Наутро ведут на допрос. Оказалось, вовсе не тётка, а роскошная женщина. Всё при ней и в крутом прикиде. Ничего вызывающего, но дорого и со вкусом. Мужики приникли к глазкам, но уже реплики другого свойства. Жалели, когда плач в темноте, а при свете дня другие мысли…
На воровку или барыгу не похожа, а туфли на каблуках указывают на поспешность. Видимо, схватили второпях, даже не дали переодеться. Значит, шьют громкое дело или заказ с самого верха. Чтобы простые люди порадовались. Народ любит, когда из персональных машин прямо в кутузку. Значит, есть в жизни справедливость.
Она ещё не вернулась, а по камерам уже прошёл слух. Взяли красавицу по узбекскому делу. Специально привезли в Россию, чтобы тюрьма мёдом не казалась. У себя не так страшно и есть поддержка, а среди чужих людей, поневоле подпишешь любые признания.
Другие сознались, сдали ценности и деньги, а эта упёрлась. Ни денег, ни драгоценностей, ни признаний. Теперь остался простой выбор; подписывать протокол или назначат главой преступной группы. Слава богу, не сталинские времена. Можно обойтись без личного покаяния. Главное, дело сшить аккуратно, а для упёртых найдётся много обличающих показаний. 
Она бы созналась, но не могла найти вещественных доказательств. Откуда взять, если нет денег и драгоценностей и никакой родственной поддержки. В средней Азии повсюду большие семьи. Наизусть помнят троюродных тёток и внучатых племянников. Обязательно держатся вместе. Даже те, кто выбился в большие начальники. Соберут любую сумму, чтобы откупиться от стихийного бедствия, вроде суда и прокуратуры.
Плохо тем, у кого нестандартная биография. Кто без влиятельных родственников сверху и поддержки снизу. Она упустила удачу в самом начале. Когда появился жених из хорошей семьи. К тому же, сын большого начальника. Повезло в жизни, только по причине природной красоты. Как положено, привёл к папе для благословения. Родитель внимательно осмотрел красавицу, задумался и вынес решение: «Для тебя, сынок, слишком молодая. Всего шестнадцать лет. Я, - говорит, - оставлю её себе, а для тебя найдём что-то другое. Можно её сестру если хочешь. Для родного сына, -говорит, - ничего не жалко».
Сын, вопреки правилам приличия, стал возражать. Откуда, мол, взять сестру, когда кроме инвалида отца никого нет. Ведь девица не нашего роду, племени, а из переселенцев. Дескать, у месхетинцев нет семейных традиций. Специально поселили врозь, чтобы не сбивались в родовые кланы.

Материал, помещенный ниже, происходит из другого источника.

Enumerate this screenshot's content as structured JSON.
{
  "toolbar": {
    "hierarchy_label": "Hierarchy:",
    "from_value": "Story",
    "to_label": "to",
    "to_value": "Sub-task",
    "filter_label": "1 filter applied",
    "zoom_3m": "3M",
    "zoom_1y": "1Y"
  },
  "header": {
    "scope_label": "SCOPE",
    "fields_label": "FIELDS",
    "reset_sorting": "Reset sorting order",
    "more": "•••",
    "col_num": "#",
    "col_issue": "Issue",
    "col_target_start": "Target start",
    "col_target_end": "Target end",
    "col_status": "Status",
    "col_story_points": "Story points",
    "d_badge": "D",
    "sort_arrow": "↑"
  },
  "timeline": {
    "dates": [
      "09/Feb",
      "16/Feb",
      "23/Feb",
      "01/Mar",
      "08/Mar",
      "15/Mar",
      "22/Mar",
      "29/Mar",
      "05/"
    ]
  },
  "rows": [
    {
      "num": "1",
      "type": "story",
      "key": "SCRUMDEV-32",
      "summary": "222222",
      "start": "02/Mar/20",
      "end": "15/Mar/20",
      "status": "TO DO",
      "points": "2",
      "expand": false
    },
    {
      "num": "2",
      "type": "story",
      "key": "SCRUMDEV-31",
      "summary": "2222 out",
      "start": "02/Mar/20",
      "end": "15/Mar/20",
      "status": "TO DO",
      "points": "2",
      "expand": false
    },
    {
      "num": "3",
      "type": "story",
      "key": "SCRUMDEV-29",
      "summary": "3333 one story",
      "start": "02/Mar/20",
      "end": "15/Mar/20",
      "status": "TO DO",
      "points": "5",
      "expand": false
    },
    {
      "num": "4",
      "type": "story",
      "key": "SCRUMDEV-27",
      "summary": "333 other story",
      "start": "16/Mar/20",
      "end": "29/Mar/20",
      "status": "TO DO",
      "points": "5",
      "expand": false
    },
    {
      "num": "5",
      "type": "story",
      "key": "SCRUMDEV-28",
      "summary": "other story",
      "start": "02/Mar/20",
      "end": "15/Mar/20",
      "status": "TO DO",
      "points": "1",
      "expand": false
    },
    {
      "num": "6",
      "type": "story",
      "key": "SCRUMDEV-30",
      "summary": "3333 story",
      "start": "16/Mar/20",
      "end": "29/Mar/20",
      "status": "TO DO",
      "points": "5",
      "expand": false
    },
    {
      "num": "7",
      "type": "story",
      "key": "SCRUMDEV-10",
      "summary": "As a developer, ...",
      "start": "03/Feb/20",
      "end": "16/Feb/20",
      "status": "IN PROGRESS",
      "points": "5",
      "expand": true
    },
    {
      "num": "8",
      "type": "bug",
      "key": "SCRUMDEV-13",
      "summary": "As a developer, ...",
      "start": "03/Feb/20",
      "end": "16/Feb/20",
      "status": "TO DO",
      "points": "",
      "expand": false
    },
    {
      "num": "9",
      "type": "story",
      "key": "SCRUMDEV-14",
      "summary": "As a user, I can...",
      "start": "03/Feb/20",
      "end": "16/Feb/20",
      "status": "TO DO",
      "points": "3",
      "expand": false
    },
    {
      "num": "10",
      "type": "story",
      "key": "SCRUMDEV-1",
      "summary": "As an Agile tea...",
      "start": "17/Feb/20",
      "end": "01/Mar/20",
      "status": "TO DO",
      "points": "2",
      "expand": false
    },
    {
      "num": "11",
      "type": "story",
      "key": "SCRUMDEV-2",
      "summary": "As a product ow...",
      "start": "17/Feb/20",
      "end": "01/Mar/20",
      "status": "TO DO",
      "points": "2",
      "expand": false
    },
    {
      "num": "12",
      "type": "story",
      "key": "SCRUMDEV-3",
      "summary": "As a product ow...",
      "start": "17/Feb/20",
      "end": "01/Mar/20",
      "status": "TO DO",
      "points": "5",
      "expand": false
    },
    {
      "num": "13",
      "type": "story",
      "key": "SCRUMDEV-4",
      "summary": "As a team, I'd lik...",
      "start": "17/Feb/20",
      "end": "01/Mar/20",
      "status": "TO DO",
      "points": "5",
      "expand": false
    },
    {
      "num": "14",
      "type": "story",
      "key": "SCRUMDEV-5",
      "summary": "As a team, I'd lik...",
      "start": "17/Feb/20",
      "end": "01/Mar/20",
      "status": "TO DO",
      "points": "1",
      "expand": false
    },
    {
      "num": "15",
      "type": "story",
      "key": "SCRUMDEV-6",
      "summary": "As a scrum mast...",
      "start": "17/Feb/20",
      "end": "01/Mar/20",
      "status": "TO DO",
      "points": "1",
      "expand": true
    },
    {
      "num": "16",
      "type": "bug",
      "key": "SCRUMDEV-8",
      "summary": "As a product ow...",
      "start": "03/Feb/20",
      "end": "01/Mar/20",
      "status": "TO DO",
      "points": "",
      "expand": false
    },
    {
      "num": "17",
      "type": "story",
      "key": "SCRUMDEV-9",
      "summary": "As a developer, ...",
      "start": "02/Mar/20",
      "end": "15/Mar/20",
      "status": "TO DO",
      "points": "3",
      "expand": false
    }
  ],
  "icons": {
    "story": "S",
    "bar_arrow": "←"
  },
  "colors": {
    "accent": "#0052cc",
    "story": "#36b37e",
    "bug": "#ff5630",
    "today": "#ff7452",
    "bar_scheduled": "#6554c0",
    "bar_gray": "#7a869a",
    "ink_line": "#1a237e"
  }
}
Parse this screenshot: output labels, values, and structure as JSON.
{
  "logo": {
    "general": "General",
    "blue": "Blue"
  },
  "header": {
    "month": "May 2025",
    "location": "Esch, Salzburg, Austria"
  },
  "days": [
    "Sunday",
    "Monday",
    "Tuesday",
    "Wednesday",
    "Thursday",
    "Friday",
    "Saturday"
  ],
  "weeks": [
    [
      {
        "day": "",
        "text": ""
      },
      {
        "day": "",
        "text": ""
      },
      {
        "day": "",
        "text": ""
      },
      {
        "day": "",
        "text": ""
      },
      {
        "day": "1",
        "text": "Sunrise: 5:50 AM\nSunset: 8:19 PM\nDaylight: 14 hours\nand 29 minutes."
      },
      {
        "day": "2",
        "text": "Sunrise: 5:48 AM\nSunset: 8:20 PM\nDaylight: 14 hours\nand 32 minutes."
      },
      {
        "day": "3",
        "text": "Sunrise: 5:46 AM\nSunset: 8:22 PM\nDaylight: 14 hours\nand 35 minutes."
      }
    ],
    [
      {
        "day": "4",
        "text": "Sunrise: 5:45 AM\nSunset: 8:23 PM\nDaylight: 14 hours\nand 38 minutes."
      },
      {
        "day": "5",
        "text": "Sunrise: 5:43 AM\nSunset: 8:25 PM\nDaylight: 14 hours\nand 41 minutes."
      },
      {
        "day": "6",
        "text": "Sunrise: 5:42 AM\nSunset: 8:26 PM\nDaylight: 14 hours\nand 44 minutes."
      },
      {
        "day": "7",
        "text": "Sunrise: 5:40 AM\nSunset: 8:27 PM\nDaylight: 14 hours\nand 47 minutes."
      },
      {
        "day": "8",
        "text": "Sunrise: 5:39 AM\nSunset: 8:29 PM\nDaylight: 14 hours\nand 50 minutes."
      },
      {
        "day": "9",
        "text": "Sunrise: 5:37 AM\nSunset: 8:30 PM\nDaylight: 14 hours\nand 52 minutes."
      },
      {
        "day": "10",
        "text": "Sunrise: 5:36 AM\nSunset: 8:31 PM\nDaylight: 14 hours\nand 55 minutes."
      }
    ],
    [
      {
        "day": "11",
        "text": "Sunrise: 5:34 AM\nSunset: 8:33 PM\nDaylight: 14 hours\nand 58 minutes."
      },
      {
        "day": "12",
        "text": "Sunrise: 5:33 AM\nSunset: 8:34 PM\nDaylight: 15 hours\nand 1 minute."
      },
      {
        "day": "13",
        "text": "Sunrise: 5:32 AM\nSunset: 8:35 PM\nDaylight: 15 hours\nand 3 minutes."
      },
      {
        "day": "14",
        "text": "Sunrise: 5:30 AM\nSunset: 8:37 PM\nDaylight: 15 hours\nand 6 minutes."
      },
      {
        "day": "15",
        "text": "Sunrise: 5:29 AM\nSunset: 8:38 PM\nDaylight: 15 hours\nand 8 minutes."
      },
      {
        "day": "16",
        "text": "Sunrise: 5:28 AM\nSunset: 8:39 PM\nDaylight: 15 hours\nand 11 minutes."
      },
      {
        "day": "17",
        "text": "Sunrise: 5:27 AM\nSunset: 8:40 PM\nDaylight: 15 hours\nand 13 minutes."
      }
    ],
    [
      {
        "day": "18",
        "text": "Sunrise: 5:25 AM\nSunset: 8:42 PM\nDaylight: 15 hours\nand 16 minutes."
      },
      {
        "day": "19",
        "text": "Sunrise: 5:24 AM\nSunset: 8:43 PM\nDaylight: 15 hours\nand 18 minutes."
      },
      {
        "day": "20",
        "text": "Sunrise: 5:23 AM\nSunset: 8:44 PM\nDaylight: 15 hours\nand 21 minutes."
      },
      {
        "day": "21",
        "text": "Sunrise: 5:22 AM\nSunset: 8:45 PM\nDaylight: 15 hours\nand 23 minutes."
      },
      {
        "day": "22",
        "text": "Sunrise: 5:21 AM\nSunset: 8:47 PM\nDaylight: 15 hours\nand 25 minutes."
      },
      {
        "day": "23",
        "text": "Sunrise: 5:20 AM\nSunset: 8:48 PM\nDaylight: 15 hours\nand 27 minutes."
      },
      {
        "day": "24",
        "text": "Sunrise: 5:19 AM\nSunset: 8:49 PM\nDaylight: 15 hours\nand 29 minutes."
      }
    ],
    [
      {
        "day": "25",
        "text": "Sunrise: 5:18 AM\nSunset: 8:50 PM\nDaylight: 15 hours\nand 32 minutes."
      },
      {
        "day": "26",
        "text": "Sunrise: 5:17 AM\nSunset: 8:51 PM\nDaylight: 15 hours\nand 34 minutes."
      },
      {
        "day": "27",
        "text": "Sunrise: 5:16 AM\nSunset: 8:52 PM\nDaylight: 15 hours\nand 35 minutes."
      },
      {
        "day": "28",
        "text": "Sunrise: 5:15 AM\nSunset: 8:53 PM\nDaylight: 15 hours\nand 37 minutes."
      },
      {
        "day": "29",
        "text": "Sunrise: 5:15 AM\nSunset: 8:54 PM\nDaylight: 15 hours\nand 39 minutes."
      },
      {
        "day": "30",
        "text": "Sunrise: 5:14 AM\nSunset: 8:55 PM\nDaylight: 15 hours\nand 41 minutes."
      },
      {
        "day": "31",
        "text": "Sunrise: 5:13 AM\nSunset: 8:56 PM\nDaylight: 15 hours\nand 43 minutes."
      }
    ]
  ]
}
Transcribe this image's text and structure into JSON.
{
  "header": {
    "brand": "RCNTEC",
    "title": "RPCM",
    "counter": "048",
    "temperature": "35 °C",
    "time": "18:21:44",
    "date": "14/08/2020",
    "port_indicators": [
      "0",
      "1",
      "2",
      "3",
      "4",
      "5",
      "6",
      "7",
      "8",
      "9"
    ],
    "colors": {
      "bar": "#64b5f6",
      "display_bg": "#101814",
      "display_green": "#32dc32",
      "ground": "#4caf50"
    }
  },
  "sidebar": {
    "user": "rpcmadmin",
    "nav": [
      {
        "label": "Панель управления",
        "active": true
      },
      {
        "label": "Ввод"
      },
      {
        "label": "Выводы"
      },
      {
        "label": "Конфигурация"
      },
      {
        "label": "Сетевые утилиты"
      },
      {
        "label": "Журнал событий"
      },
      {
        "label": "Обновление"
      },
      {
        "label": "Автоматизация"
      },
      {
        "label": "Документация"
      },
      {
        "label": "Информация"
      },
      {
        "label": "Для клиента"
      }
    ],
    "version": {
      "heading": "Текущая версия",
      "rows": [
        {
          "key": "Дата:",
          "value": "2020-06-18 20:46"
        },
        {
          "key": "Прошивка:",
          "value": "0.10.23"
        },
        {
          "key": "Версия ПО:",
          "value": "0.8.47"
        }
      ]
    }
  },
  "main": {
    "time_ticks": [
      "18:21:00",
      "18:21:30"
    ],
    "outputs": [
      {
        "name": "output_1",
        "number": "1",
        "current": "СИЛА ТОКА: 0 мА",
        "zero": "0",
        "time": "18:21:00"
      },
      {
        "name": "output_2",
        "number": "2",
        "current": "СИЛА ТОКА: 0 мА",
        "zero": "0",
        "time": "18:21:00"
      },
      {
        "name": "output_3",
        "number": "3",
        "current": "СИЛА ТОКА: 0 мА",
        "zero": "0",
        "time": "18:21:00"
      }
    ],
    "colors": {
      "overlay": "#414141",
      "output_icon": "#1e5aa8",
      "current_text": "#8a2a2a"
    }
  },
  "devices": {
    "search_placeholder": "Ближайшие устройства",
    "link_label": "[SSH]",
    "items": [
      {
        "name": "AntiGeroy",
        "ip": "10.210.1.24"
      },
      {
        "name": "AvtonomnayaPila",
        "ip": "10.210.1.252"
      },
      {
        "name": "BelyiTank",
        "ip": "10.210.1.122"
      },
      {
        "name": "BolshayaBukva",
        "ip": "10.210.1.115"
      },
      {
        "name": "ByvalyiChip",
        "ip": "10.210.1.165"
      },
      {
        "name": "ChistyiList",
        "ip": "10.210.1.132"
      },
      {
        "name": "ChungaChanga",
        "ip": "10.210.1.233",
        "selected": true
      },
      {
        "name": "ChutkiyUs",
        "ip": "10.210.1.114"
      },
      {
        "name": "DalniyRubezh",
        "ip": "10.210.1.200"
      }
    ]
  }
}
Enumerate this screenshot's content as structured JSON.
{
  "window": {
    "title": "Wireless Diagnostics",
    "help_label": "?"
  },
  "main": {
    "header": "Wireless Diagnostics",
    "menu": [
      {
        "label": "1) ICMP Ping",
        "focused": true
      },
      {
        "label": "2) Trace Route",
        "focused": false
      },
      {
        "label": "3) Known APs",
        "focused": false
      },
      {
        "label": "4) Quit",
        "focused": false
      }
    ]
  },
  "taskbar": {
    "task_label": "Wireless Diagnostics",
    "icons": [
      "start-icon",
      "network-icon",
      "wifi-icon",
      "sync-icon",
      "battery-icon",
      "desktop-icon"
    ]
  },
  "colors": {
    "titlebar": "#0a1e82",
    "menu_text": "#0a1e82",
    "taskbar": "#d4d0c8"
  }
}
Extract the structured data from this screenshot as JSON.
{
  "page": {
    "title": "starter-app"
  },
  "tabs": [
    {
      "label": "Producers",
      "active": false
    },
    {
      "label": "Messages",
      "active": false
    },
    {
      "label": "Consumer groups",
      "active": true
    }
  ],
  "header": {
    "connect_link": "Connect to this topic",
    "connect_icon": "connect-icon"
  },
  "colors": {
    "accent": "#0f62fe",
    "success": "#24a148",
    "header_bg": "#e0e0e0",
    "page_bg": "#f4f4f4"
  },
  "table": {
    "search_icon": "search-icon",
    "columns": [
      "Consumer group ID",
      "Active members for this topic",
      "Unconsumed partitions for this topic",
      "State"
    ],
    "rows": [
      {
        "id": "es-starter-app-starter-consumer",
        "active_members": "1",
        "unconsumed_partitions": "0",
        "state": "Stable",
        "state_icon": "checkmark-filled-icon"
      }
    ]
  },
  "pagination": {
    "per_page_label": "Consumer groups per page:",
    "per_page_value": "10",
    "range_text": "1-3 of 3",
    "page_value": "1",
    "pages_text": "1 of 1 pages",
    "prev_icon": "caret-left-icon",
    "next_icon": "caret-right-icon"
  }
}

- Возьми узбечку, - отвечает отец, - из богатой семьи, со связями. Тебе надо жизнь строить. Ведь у этих, кроме медалек отечественной войны ничего нет. Мне, на склоне лет, позволено. Инвалиду тем более будет польза…
Под конец, отец с сыном пришли к взаимному согласию. Чтобы никому не обидно, но не учли интересов девицы. Тогда она нарушила правила приличия. В результате, сынок загремел по позорной статье, а клан папаши рухнул со всех постов и должностей. По закону она права, а в людском мнении не очень. Погубила уважаемых людей и семью поставила под удар. Ни себе, ни людям. Тем более, что в неразберихе возникла реальная беременность. Настолько подлинная, что даже родился ребёнок.
Человека в клетке легко унизить, женщину ещё проще. Одежда для них, как вторая натура. Обратно в камеру, её провели уже в тюремном прикиде. Специально подобрали на размер выше, чтобы выглядела кладбищенской попрошайкой. Арестанты опять приникли к кормушкам, но расчет не оправдался. В этот раз стали орать не то, что надо. Выдали мощную поддержку, вместо похабных возгласов. Громче, чем прошлой ночью, при звуках рыдания. Наверное, в отместку администрации за испорченное представление. 
В тюрьме много грамотных людей. Не по дипломам, а в политическом смысле. В перестройку все стали широко мыслить. Если раньше газеты только для подтирок, то теперь не доходили до параши. От новостей голова пухла. Каждый день увольнения и перестановки. Читали даже передовую статью. Не успевали запомнить, кого выпустили, а кого посадили. В общей сумятице, каждый думал о досрочном освобождении. Только для врагов новой власти легла плохая карта. Выпало сидеть до конца перестройки. 
Некоторые могли не дождаться. Ведь расстрельных статей никто не отменял. Зато народу – счастье! Если расстреляли убийцу, никакой радости. От обиды или в горячке со всеми случается. Тем более, если по пьяному делу. А этих не жалко, всю жизнь смотрели на людей сверху вниз. Теперь пусть заглянут в дуло…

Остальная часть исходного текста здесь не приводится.